Trading experience through bull and bear markets

Trading is not something that can be done overnight, but rather a process that requires continuous accumulation of experience and lessons learned.

1. Make early arrangements and be cautious in chasing the rise

In the crypto market, there are often some hot projects or industries that trigger crazy market pursuits. Many investors will follow the trend and chase the rise, hoping to buy at the bottom when the project reaches its peak and make huge profits. However, often when everyone is talking about a project, its value has been fully reflected in the market, and entering the market at this time often faces greater risks. Therefore, we should make early arrangements and seize opportunities before the project has received widespread attention, rather than greedily chasing the rise and missing opportunities.

2. It is important to record transaction details

Whether you are a novice who is swiping airdrops or an active spot investor, it is crucial to record the details of each transaction. Because human memory is limited, it is difficult to remember everything in your mind. By recording transaction details, we can understand our trading behavior more clearly, find problems, summarize experience, and thus improve the efficiency and accuracy of transactions.

3. Face failure and move forward

Failure in the crypto market is inevitable, but it is important that we learn from failure, accumulate experience, and move forward. Every failure is a valuable experience that allows us to understand the market more clearly and invest more cautiously. Only by daring to face failure can we truly succeed.
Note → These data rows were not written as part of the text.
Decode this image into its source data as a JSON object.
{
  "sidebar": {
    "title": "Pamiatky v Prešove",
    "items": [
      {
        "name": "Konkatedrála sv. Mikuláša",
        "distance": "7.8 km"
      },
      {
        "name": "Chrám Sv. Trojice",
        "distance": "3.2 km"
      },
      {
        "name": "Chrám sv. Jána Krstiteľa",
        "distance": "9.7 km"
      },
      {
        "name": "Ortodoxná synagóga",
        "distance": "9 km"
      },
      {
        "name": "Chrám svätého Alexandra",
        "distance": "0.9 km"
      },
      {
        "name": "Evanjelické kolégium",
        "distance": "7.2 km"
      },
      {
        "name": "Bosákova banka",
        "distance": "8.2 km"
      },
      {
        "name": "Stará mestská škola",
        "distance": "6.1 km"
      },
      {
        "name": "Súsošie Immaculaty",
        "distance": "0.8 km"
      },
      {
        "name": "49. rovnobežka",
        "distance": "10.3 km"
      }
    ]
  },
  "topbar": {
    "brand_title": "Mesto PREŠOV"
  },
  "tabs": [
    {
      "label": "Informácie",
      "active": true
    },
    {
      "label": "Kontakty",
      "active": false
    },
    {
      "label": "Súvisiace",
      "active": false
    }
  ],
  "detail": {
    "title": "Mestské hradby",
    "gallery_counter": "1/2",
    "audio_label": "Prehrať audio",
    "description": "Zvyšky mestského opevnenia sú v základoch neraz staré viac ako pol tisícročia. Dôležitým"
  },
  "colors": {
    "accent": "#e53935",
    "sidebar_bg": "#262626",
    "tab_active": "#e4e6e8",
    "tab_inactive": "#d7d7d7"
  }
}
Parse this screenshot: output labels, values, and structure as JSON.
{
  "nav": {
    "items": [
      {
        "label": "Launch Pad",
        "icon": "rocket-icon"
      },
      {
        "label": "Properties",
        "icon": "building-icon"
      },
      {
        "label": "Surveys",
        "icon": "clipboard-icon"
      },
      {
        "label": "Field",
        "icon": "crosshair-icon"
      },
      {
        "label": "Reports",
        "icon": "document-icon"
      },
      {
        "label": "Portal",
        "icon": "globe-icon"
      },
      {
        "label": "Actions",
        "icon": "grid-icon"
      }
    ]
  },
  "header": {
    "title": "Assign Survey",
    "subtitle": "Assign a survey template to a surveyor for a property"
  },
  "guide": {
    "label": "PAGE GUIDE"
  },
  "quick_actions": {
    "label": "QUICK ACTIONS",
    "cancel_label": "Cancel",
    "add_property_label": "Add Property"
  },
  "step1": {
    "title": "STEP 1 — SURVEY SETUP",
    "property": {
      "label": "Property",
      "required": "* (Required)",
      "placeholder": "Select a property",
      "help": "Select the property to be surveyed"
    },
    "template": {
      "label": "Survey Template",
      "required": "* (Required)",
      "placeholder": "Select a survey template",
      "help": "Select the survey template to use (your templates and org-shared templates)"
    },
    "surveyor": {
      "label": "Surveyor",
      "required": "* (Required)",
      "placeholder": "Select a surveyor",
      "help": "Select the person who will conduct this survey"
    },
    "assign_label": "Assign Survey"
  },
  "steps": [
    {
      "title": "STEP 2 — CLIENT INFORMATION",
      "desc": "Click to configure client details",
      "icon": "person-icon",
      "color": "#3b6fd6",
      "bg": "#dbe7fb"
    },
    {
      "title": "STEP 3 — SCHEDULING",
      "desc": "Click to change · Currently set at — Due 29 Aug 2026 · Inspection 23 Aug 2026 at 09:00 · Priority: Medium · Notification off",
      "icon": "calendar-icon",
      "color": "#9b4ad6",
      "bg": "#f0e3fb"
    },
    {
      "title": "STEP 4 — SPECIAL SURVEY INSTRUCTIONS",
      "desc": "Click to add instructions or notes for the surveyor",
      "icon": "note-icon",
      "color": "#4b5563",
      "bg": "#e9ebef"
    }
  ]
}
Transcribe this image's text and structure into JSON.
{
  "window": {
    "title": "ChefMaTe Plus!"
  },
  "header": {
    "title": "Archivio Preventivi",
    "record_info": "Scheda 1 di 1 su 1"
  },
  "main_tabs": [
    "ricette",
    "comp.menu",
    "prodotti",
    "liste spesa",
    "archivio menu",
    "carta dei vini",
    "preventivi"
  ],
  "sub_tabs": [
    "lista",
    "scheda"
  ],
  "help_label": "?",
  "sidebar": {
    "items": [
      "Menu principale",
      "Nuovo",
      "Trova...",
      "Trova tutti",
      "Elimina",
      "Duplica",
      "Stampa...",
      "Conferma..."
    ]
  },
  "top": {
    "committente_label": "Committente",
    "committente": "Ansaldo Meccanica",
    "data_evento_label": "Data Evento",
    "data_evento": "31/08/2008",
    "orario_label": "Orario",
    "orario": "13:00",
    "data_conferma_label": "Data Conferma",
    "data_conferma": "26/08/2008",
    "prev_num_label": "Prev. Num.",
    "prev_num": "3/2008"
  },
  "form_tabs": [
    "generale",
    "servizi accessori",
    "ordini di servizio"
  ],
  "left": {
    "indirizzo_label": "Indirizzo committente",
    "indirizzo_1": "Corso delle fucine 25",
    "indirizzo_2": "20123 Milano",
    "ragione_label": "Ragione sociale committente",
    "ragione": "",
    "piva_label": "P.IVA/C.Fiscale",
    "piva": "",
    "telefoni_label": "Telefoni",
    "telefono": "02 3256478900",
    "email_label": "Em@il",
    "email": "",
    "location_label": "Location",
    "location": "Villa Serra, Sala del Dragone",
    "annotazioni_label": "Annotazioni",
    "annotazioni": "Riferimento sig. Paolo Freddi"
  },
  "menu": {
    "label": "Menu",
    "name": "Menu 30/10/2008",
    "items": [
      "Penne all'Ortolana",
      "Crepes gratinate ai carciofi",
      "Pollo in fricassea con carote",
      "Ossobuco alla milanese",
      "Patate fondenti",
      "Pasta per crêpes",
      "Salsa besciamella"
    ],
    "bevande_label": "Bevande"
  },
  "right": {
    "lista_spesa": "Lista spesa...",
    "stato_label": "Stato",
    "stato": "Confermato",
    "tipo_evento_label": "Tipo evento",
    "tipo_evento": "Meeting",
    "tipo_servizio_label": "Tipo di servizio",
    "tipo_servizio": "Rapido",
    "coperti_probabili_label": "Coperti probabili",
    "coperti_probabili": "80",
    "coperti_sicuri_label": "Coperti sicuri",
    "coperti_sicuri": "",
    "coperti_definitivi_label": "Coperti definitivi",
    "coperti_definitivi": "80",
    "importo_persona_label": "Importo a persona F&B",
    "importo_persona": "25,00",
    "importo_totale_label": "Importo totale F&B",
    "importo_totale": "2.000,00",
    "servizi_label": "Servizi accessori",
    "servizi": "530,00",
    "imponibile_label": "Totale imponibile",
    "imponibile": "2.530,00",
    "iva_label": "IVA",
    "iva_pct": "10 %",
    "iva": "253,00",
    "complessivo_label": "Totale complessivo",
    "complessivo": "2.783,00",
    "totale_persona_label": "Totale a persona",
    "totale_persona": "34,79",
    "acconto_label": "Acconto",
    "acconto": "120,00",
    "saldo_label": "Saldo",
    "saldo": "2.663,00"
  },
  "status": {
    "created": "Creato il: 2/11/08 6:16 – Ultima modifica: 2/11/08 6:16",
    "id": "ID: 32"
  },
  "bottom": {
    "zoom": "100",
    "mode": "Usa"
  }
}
4. Multiple suggestions and independent thinking

Social media is full of various investment suggestions, which sometimes make people dazzled and difficult to choose. However, we cannot blindly follow the trend, but need to conduct independent research and analysis. Even the advice from seemingly authoritative experts or opinion leaders needs to be carefully considered by ourselves. Because everyone's investment goals, risk tolerance and market views are different, only through independent thinking can we make more wise decisions.

5. Don't be distracted

There are too many projects, news and events in the crypto field, which can easily distract people. However, attention is a limited resource, and too much distraction often leads to confusion and mistakes in investment decisions. Therefore, we should focus our attention and choose to focus on those projects and events that are really important, and avoid wasting time and energy on meaningless things.

6. Diversify investment allocation

Diversified investment is an effective way to reduce risks and increase returns. By investing in different projects and industries, we can spread risks and avoid major losses due to adverse changes in a project or industry. Therefore, we should reasonably allocate investment portfolios and achieve diversification, so as to obtain returns steadily.

7. Don't pursue excessive returns

Sometimes, some high-yield investment opportunities will appear, attracting the attention of investors. However, excessive expectations often bring greater risks and lead to more losses. Therefore, we should remain rational, aim for steady profits, avoid blindly pursuing excessive returns, and thus reduce investment risks.

8. Follow but not blindly follow

The market changes rapidly, and new projects emerge in an endless stream. Sometimes, following the development and trend of the industry is the right choice, but we cannot follow blindly, but make rational judgments and make prudent decisions. Therefore, we should keep paying attention and understand market dynamics, but not blindly follow, but invest according to our own judgment and strategy.

9. Be cautious when reinvesting profits

When you make a sum of money, you often have the urge to reinvest, hoping to turn your profits into greater profits. However, this behavior is often accompanied by high risks. In the crypto market, the uncertainty of the project is relatively large, and reinvestment may bring unexpected losses. Therefore, we should be cautious about profit reinvestment and protect the profits that have been obtained.